Materials and Methods
This study aimed to discover and evaluate novel pyrazole derivatives as potential COX-2 inhibitors via virtual screening. The 3D crystal structure of Cyclooxygenase-II (PDB: 1CX2) was prepared and optimized for in-silico investigations. Molecular docking analysis using AutoDock Vina assessed ligand-protein interactions, guided by CASTp3.0-predicted binding sites. Ligands were energy minimized and docked against the protein and drug-likeness/synthetic accessibility was predicted using SwissADME and pkCSM. Biological activity and medicinal chemistry were assessed using network diagrams, Bioavailability Radar and BOILED-Egg model for absorption and brain penetration prediction.
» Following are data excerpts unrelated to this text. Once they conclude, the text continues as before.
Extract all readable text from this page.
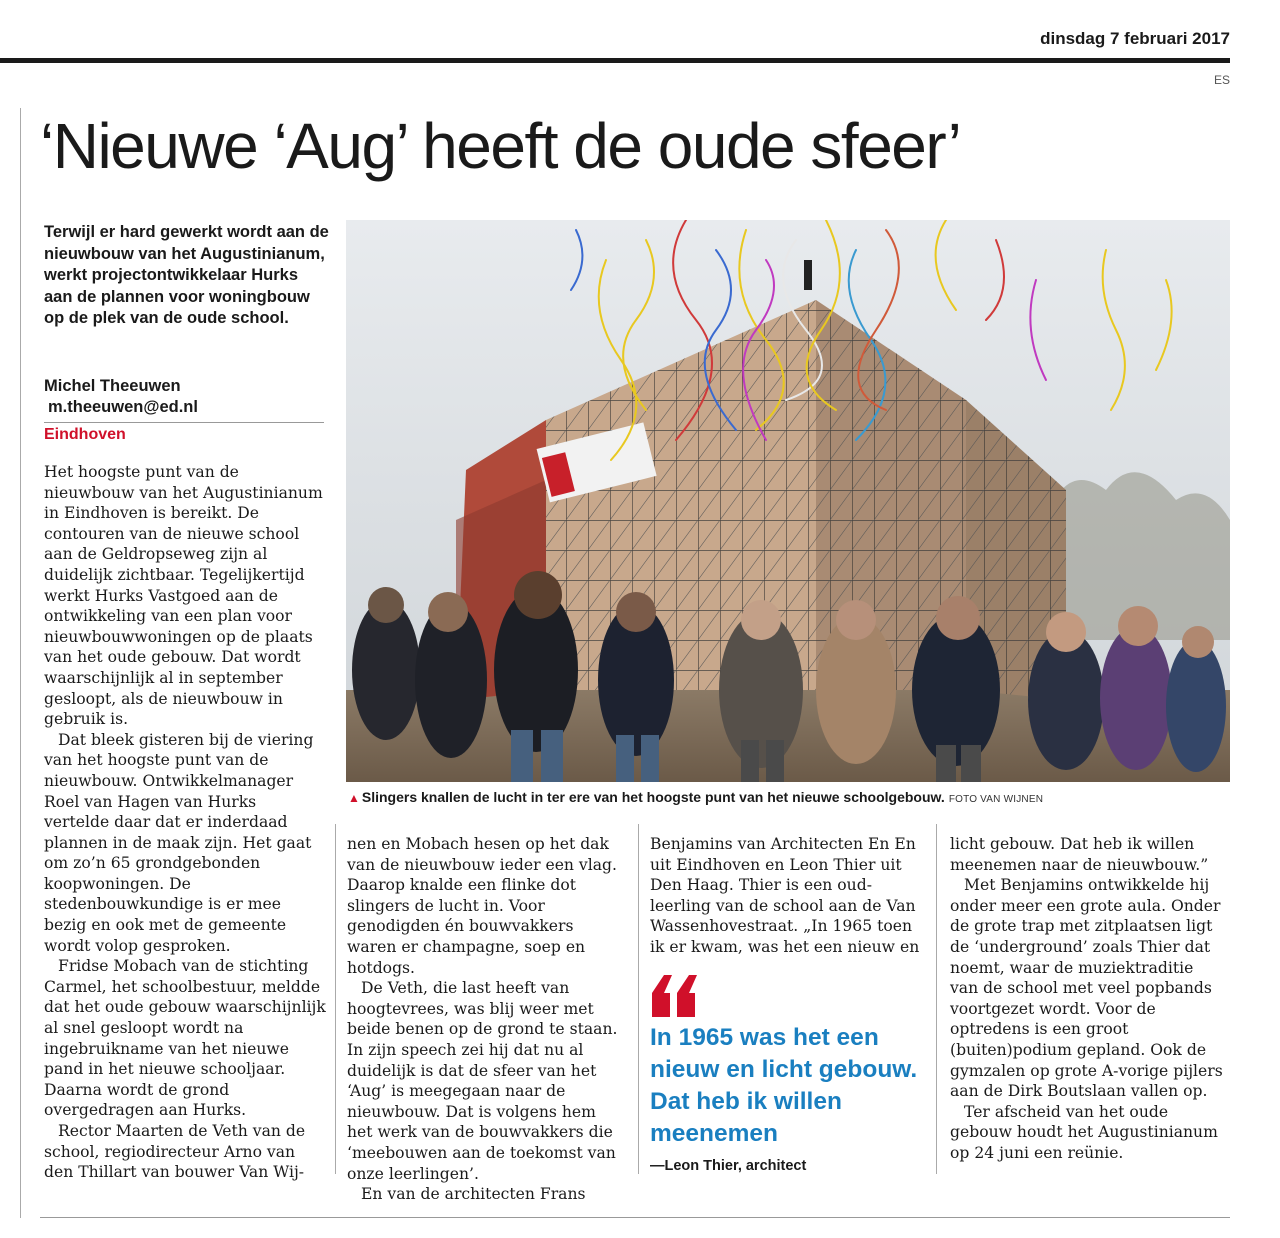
dinsdag 7 februari 2017
ES
‘Nieuwe ‘Aug’ heeft de oude sfeer’

Terwijl er hard gewerkt wordt aan de nieuwbouw van het Augustinianum, werkt projectontwikkelaar Hurks aan de plannen voor woningbouw op de plek van de oude school.

Michel Theeuwen
m.theeuwen@ed.nl
Eindhoven

Het hoogste punt van de nieuwbouw van het Augustinianum in Eindhoven is bereikt. De contouren van de nieuwe school aan de Geldropseweg zijn al duidelijk zichtbaar. Tegelijkertijd werkt Hurks Vastgoed aan de ontwikkeling van een plan voor nieuwbouwwoningen op de plaats van het oude gebouw. Dat wordt waarschijnlijk al in september gesloopt, als de nieuwbouw in gebruik is.

Dat bleek gisteren bij de viering van het hoogste punt van de nieuwbouw. Ontwikkelmanager Roel van Hagen van Hurks vertelde daar dat er inderdaad plannen in de maak zijn. Het gaat om zo’n 65 grondgebonden koopwoningen. De stedenbouwkundige is er mee bezig en ook met de gemeente wordt volop gesproken.

Fridse Mobach van de stichting Carmel, het schoolbestuur, meldde dat het oude gebouw waarschijnlijk al snel gesloopt wordt na ingebruikname van het nieuwe pand in het nieuwe schooljaar. Daarna wordt de grond overgedragen aan Hurks.

Rector Maarten de Veth van de school, regiodirecteur Arno van den Thillart van bouwer Van Wij-

▲ Slingers knallen de lucht in ter ere van het hoogste punt van het nieuwe schoolgebouw. FOTO VAN WIJNEN

nen en Mobach hesen op het dak van de nieuwbouw ieder een vlag. Daarop knalde een flinke dot slingers de lucht in. Voor genodigden én bouwvakkers waren er champagne, soep en hotdogs.

De Veth, die last heeft van hoogtevrees, was blij weer met beide benen op de grond te staan. In zijn speech zei hij dat nu al duidelijk is dat de sfeer van het ‘Aug’ is meegegaan naar de nieuwbouw. Dat is volgens hem het werk van de bouwvakkers die ‘meebouwen aan de toekomst van onze leerlingen’.

En van de architecten Frans

Benjamins van Architecten En En uit Eindhoven en Leon Thier uit Den Haag. Thier is een oud-leerling van de school aan de Van Wassenhovestraat. „In 1965 toen ik er kwam, was het een nieuw en

In 1965 was het een nieuw en licht gebouw. Dat heb ik willen meenemen

—Leon Thier, architect

licht gebouw. Dat heb ik willen meenemen naar de nieuwbouw.”

Met Benjamins ontwikkelde hij onder meer een grote aula. Onder de grote trap met zitplaatsen ligt de ‘underground’ zoals Thier dat noemt, waar de muziektraditie van de school met veel popbands voortgezet wordt. Voor de optredens is een groot (buiten)podium gepland. Ook de gymzalen op grote A-vorige pijlers aan de Dirk Boutslaan vallen op.

Ter afscheid van het oude gebouw houdt het Augustinianum op 24 juni een reünie.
This integrated approach facilitates the identification of potential COX-2 inhibitors with favorable pharmacokinetic profiles for further development.
Results
Through molecular docking, three compounds (D202, D305 and F505) exhibited the highest binding affinity for COX-2, surpassing the native ligand’s residual binding. Subsequent ADMET prediction revealed promising pharmacokinetic properties, including significant oral bioavailability scores (0.55) and synthetic feasibility scores ranging from 3.05 to 3.74.
Conclusion
These findings suggest the potential of these pyrazole derivatives as promising lead candidates for further development as novel anti-inflammatory agents.